If a student in Anne Arundel gets a 94 percent for one quarter and an 80 percent for the next, the average would be 87 percent and result in a B in that school district. In Montgomery, those two percentages would result in an A.

Guerci, the Montgomery student board member, offered an example of how he sees percentage grades as falling short, saying that if a student earned a 70 percent in one quarter and worked hard enough to get to an 85 percent in the next quarter, the student would still get a C because the average would be 77.5 percent. Under Montgomery’s new system, that grade would be a B.

School officials say the new system is based on a “quality point” assignment, so that a quarter grade of A counts for 4 points, B for 3 points, C for 2 points and D for one point. A student who gets an A and then a B would have 7 points, or an average of 3.5 points, which is rounded up to an A.

Montgomery County officials noted that Howard County also uses a quality points system.

“This new grading calculation aligns with standards-based approaches to assessment and college expectations and provides a grading structure that is fair, consistent, and understandable for students and parents,” Montgomery wrote in a message to families on Tuesday.

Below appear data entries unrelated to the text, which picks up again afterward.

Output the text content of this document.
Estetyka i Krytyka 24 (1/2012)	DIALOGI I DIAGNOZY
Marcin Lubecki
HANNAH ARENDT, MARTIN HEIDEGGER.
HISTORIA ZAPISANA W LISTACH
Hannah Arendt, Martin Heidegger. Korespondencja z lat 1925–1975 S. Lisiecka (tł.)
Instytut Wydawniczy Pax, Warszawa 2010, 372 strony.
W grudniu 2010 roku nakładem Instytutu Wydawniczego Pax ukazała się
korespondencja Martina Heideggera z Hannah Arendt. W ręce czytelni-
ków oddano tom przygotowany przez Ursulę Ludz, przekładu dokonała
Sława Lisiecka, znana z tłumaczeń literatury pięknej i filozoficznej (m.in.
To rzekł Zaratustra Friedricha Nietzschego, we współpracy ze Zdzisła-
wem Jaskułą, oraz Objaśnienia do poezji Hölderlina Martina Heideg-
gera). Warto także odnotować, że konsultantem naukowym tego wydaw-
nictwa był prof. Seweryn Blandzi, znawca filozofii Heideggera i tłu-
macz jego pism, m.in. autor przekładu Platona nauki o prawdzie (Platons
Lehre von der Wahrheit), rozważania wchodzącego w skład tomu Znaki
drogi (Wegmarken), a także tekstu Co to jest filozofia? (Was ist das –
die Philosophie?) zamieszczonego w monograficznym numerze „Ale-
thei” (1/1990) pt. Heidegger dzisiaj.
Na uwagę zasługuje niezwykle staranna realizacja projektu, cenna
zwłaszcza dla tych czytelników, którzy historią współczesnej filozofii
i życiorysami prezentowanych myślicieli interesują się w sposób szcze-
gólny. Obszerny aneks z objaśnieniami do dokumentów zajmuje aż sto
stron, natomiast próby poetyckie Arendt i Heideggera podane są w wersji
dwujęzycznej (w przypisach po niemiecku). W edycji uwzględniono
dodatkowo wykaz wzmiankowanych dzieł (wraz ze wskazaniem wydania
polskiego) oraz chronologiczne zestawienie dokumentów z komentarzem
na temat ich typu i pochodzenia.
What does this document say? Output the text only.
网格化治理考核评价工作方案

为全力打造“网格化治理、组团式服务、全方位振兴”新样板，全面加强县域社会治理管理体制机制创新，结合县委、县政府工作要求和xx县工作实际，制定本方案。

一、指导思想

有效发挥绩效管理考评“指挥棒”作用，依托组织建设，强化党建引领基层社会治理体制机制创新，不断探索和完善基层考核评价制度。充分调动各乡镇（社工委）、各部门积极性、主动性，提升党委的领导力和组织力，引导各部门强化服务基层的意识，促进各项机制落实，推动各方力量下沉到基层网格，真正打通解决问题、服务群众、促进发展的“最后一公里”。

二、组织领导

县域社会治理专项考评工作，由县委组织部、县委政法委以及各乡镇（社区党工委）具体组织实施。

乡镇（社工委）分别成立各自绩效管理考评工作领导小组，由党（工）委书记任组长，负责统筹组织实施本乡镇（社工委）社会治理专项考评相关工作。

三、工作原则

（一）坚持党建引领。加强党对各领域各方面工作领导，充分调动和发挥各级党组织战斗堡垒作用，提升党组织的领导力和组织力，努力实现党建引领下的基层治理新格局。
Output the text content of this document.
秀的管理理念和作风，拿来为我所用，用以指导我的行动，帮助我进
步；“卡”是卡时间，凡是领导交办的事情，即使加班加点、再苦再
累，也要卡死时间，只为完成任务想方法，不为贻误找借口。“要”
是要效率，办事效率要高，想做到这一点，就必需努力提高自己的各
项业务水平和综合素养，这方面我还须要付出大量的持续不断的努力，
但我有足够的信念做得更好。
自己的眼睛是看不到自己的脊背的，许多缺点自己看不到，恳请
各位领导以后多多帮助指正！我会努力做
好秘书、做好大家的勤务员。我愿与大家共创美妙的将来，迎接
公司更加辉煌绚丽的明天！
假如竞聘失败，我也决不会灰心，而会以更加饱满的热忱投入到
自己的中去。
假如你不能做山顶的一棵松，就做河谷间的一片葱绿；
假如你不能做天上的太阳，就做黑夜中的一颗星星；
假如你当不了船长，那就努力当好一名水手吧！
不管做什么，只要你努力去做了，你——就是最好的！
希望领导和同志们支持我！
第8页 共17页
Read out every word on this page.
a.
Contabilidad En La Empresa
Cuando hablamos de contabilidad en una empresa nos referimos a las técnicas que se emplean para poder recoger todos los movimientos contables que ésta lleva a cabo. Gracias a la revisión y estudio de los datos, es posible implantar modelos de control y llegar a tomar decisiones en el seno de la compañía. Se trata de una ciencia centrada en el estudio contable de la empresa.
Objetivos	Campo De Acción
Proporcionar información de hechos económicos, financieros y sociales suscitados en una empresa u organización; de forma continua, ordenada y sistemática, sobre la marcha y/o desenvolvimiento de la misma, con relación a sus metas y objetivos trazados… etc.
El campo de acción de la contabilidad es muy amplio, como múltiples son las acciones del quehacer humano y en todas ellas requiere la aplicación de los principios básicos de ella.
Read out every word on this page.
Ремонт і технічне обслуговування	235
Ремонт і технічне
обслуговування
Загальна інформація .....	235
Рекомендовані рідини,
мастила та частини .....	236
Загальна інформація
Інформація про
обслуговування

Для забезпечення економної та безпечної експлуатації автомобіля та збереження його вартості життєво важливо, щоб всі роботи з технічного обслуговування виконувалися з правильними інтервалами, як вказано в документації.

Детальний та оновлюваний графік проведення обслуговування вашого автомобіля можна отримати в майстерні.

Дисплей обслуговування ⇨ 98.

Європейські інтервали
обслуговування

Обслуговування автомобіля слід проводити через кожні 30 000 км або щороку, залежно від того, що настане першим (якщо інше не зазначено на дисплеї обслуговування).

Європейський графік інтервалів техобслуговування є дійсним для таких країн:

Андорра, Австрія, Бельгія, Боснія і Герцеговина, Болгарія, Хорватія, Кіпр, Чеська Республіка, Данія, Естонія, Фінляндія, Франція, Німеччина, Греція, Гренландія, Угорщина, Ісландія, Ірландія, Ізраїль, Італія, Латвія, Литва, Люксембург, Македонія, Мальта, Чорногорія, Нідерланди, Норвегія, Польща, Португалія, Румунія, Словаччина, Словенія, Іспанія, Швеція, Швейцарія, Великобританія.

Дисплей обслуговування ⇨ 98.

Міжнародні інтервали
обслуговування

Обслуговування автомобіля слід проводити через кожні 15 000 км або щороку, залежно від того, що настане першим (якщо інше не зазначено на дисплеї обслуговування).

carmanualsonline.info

Some teachers find the grading change troubling.

Sarah Straus, a math teacher at Quince Orchard High School, said the district’s process to end final exams and adjust grading policies has seemed too rushed and “not the right decision for teenagers” because it does not mirror the college experience.

“I don’t feel that a student with a 90 percent first quarter and an 80 percent second quarter has demonstrated an A level of mastery for the semester,” she said. In Montgomery, only semester course grades show up on the transcript students submit to colleges.

Many math teachers preferred averaging percentage grades for the two quarters of a semester, she said. “It was a truer representation of a student’s mastery,” she said. They also worry the change is a form of grade inflation, she said.

“Students will learn very quickly they only need an A in one quarter to get an A in the class,” she said. “And the same thing is true for the B. They can go B-C or C-B and get a B for the semester.”

Montgomery County moves ahead with plans to scrap high school finals

Russ Rushton, head of the math department at Walt Whitman High School, also said the change will probably result in grade inflation — more students getting A’s in courses who would have gotten B’s under the old system.

“Students will quickly figure out they can drop one grade in the second quarter of a semester and still keep the higher grade,” he said. “Will kids do that? I have no doubt they will.”

Rushton also said the change seems to be at odds with the school board’s goals. “I thought the board wanted us to be constantly challenging our students to work as hard as they could,” he said, noting the district’s focus on raising expectations and closing the achievement gap. “How does this change in the grading policy help us do either one of those things?

Alan Goodwin, principal of Whitman High, said he did not think it will lead to a great degree of grade inflation and that ideally the new quarterly assessments – now worth 10 percent of each quarter grade — will more closely reflect what students are learning. “If it can keep more kids engaged in learning, that would be helpful,” he said.

Goodwin said several students who learned about the changes Wednesday were intrigued; one asked if it was going to be retroactive.

He laughed. “No, unfortunately not,” he said.

Nina Marks, a college counselor who founded an educational nonprofit, said she expects the change to result in higher grade-point averages, which could then leave college admissions counselors taking a harder look at other measures of student achievement, including SAT or ACT scores and Advanced Placement (AP) or International Baccalaureate (IB) exam results.

“It’s a fact check,” she said. “What does your A or B mean?”